Abstract

In this work we report the impact of using mid-infrared laser-induced thermal grating spectroscopy (IR-LITGS) for temperature measurements in flames by probing hot water lines. The measurements have been performed in the product zone of laminar atmospheric CH4/H2/air flat flames with equivalence ratio ranging between 0.6 and 1.05. LITGS is a technique based on thermalization through collisions of the excited molecules for generation of a laser-induced grating, which then decays through thermal diffusion. As such, it tends to have limited application in atmospheric flames compared to flame measurements at elevated pressures due to the faster decay at low gas densities. However, by using mid-IR pump laser beams, it enables the generation of laser-induced gratings with large grating spacing, resulting in strong signal intensities and long signal durations. Single-shot IR-LITGS signals were recorded in the different CH4/H2/air flames that covered a temperature range between 1500 and 1800 K. To test the accuracy, the IR-LITGS flame temperature measurements were compared with laser Rayleigh scattering measurements and the result were in good agreement with each other.

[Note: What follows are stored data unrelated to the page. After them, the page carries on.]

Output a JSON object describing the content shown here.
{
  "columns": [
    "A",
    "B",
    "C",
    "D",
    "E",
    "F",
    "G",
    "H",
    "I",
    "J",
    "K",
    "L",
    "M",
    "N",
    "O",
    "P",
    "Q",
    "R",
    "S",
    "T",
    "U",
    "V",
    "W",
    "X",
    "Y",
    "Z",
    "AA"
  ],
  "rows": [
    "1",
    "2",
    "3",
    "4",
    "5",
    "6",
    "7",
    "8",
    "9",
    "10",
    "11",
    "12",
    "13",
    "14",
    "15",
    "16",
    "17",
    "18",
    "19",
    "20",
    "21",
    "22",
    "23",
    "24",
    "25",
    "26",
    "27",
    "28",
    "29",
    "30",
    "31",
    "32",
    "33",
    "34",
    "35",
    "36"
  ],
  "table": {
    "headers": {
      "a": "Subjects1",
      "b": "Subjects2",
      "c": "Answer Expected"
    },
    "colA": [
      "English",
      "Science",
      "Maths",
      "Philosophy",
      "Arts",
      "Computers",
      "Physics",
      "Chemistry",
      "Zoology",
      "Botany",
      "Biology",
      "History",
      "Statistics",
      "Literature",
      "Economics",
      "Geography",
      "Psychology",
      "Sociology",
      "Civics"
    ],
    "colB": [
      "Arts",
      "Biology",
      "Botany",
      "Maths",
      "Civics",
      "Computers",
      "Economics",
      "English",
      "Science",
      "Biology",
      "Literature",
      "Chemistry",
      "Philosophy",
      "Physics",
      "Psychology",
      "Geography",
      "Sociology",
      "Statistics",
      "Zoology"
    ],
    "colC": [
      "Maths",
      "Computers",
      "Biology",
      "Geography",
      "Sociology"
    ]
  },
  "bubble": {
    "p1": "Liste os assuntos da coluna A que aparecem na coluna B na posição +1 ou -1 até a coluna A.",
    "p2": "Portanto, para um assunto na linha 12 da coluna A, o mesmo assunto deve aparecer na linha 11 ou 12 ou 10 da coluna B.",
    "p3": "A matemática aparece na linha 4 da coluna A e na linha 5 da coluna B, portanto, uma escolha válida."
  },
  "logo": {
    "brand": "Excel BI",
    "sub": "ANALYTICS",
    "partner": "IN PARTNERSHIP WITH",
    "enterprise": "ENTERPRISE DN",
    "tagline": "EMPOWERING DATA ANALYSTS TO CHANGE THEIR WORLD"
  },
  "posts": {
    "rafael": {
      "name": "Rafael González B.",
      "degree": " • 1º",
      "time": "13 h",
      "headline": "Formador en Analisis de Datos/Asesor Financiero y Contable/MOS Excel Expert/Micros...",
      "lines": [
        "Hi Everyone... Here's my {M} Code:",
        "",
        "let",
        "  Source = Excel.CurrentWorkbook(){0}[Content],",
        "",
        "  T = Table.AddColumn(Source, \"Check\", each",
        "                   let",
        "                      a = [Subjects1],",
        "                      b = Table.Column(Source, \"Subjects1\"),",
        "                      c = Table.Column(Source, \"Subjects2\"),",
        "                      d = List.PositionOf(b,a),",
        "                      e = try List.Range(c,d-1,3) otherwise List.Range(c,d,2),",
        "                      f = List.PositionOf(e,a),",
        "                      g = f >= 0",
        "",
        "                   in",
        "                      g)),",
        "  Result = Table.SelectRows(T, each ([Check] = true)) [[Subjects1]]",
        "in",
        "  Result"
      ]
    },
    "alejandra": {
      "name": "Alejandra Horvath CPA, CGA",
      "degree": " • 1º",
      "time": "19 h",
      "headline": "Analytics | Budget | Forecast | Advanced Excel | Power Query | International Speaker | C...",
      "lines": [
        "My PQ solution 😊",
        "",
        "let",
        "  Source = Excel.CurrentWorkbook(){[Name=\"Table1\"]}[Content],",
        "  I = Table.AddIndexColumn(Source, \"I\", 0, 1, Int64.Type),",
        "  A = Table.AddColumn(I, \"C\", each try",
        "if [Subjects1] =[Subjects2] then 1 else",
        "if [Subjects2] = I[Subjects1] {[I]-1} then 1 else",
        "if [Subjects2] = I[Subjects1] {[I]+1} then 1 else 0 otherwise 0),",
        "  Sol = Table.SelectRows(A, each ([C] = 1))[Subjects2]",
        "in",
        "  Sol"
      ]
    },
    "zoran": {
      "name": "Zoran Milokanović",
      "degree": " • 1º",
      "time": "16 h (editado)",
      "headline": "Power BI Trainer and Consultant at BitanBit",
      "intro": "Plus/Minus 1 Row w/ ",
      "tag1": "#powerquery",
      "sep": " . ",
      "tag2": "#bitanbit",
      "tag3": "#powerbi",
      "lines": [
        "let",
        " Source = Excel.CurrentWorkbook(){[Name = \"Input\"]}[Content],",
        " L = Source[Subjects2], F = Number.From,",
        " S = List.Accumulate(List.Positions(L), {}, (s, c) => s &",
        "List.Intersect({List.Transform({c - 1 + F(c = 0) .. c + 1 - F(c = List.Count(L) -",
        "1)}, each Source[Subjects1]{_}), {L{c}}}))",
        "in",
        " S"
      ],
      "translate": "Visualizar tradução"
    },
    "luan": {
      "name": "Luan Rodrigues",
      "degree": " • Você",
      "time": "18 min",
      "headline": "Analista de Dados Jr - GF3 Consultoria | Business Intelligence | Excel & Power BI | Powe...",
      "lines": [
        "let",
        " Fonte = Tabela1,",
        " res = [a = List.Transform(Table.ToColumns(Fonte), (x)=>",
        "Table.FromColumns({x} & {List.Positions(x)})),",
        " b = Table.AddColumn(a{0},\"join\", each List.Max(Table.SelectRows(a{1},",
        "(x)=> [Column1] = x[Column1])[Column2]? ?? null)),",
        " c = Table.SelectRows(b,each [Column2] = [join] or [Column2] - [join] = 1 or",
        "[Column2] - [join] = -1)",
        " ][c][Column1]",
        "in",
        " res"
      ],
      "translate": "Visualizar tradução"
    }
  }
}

The IR-LITGS flame temperature measurements show a repetitive single-shot temperature precision better than 1% and an accuracy of 2.5% of the flame temperature. An IR-LITGS excitation scan of water in the flame shows that some ro-vibrational transitions exhibit no IR-LITGS signal, probably due to less efficient collisional energy transfer mechanism. This is important when deciding the wavelength to use for IR-LITGS flame temperature measurements using water absorption.